Conservative talk shows are still largely limited to radio. If you are lucky and can get FOX, you can pick some of it up on TV or Cable. But the big three - ABC, NBC, and CBS - still dominate the regular air waves. I wouldn't imagine that they would feel threatened. Their influence remains widespread.
But alas! there are rumbles within the ranks on Capital Hill that the Fairness Doctrine might be resurrected to counter the conservative talk radio success. The Fairness Doctrine was originally part of a 1949 FCC regulation that required broadcasters to "afford reasonable opportunity for the discussion of conflicting views of public importance." The FCC, thankfully, overturned this 'doctrine' in 1989. But could it see a revival under the power of the party currently controlling much of government? Some lawmakers think so.
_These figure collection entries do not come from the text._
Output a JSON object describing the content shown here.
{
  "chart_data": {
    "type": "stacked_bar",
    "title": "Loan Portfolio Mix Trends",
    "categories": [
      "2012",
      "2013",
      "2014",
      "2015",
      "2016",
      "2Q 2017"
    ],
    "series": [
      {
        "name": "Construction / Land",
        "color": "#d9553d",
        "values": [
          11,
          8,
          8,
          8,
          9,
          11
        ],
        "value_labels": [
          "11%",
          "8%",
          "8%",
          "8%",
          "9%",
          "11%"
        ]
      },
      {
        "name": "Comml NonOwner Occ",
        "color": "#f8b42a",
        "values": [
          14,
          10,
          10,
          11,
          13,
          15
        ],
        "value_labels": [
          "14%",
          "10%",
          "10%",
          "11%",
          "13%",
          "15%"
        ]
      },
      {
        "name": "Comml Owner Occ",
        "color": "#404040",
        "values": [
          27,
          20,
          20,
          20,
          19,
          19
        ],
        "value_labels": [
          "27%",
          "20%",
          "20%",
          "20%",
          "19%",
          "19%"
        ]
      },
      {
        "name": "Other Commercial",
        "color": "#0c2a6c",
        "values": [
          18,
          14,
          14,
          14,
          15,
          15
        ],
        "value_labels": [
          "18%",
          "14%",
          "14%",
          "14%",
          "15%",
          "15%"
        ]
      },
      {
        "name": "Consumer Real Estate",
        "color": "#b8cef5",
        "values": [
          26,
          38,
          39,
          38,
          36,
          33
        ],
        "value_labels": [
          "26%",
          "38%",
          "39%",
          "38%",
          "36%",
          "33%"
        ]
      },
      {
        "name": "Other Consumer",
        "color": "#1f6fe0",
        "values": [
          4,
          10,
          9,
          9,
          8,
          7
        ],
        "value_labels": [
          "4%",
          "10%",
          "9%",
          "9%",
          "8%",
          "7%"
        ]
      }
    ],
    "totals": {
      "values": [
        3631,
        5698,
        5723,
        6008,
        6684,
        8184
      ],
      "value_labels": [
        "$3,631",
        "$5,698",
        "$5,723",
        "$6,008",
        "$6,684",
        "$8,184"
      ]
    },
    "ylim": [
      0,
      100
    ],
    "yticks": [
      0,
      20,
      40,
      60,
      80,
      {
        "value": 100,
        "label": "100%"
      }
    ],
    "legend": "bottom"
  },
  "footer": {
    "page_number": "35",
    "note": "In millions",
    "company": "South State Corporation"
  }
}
The implications of such action could easily spill over into other broadcasting realms, especially those with religious messages. My observation is that conservative religious broadcasting has enjoyed much the same success as politically conservative talk radio when compared to their more liberal counterparts. And conservative Christian media is often at the forefront of 'hot button' issues that divide conservative and liberal churches, such as the abortion debate and the homosexual issue. The lines on these matters are sharply drawn with vocal proponents on both sides of the isle.
However, the present political climate in our country considers certain areas to be virtually settled and off limits to dissension. Abortion on demand is the law of the land. Homosexuality cannot be considered anything but a genetic condition enjoying the same minority needs as gender and religion. Add to this the theory of evolution, which commands the status as the only legitimate scientific point of view allowed in a respectable classroom, and the newest kid on the block, Global Warming, the driving force of panic for any number of changes to the way we currently live.
Yet the health of a nation is determined, in part, by the free flow of debate on issues of interest to the general public. To squelch such discussion is dangerous and harmful to the truth. I pray that this old 'doctrine' is not resurrected, for if it does it will artificially stifle the clarity of the truth. The proponents of limitations are only afraid of what the truth might do.